For more than 3,000 years, the Jewish people have looked up to Jerusalem as their spiritual, historical and political capital, even at times at which they themselves did not live or rule over the city.
The Jewish story of Jerusalem had started in the Biblical (the Old Testament) roots, in year 1,004 BCE, when King David declared the city to be the capital of the first Jewish kingdom.
David’s son and successor, famous King Solomon, was the one to build the First Temple, as a holy place to worship God.
However, history wasn’t kind to the Jewish people. Some Four hundred years after the completion of the temple, the Babylonians (early ancestors of today’s Iraqis) seized and destroyed the city, forcing the Jews into exile.
Fifty years later, the Jews, or Israelites as they were called, were permitted to return home, once Persia (present-day’s Iran) conquered Babylon.

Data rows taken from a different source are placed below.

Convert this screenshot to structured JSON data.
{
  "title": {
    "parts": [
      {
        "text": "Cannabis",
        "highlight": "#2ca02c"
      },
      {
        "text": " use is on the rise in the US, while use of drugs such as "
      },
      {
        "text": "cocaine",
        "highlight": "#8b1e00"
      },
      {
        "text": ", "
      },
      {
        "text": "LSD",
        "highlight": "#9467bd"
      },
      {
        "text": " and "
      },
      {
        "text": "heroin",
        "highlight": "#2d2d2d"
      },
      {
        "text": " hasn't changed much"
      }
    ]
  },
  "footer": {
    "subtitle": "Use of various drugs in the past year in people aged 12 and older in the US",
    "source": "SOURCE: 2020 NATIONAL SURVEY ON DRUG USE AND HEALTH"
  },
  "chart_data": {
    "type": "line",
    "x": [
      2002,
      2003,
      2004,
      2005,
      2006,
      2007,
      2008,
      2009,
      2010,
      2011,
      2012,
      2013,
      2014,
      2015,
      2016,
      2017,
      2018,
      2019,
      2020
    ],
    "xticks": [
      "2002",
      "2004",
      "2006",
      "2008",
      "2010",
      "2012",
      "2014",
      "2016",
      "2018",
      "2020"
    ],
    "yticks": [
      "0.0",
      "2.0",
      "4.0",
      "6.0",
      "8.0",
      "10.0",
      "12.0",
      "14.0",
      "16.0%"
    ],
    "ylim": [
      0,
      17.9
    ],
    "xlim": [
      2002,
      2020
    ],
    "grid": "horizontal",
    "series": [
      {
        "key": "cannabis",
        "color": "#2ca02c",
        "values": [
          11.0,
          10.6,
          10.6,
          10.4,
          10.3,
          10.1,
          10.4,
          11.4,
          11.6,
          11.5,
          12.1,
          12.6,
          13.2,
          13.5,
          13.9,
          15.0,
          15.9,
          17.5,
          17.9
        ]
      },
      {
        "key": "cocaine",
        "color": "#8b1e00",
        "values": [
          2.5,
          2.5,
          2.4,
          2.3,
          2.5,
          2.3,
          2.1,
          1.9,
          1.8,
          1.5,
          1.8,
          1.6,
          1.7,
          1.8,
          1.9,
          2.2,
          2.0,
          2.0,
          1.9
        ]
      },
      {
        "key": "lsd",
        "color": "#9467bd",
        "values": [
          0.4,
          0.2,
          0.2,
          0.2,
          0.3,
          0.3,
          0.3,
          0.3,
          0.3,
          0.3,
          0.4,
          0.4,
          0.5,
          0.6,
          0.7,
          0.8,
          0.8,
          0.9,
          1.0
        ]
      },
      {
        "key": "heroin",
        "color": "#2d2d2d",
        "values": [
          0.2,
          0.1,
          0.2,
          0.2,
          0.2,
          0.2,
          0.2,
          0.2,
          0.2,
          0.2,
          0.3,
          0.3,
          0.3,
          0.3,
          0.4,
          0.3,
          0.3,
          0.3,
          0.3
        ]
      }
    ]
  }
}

The Jews’ first act in return was to reclaim Jerusalem as their capital and rebuild the Holy Temple, recorded in history as the Second Temple.
During the First and Second Temple periods, Jews throughout the kingdom would travel to Jerusalem three times a year for the pilgrimages of the Jewish holidays such as Sukkot, Passover, and Shavuot, until the Roman Empire destroyed the Second Temple in 70 AD.
This act had ended Jewish sovereignty over Jerusalem for the next 2,000 years. During this long time period and no matter where Jews have lived, their thoughts and prayers were always directed toward Jerusalem.
The Jewish people had never relinquished their bond to neither Jerusalem nor to the Land of Israel. Although most of the Jews had been expelled out of Israel, a minority had stayed on, mainly in Jerusalem (even when others had actually controlled the city).
Throughout history, Jews had tried to return to the land in order to live in the Holy Land, settling in four holy cities: Safed, Tiberias, Hebron, and most importantly– Jerusalem.
The modern Zionistic movement of the eighteen eighties had encouraged European Jews to move to Israel; consequently, the number of Jewish inhabitants, mainly in Jerusalem, had grown rapidly.
The Israeli independence war had broken out in 1948 and the Jewish semi-assembled army had overcome the Arab forces that had attacked.
Further to the UN declaration, the land of Israel had been established.
Jerusalem is a city of worship for Christianity, Judaism and Islam. It is also a city at which citizens live alongside each other.
Nowadays, Jerusalem is a modern city, with advanced commute possibilities, a vast growing night-life variety, marketplaces and a unique Hi-Tech industry.
Jerusalem, being the official capital of Israel, embodies all major governmental institutions; the Knesset- house of Parliament, houses of the president and the Prime minister- all set in the same vicinity.
It combines old and new, ancient and modern.
It is a fascinating city to explore, visit and live in.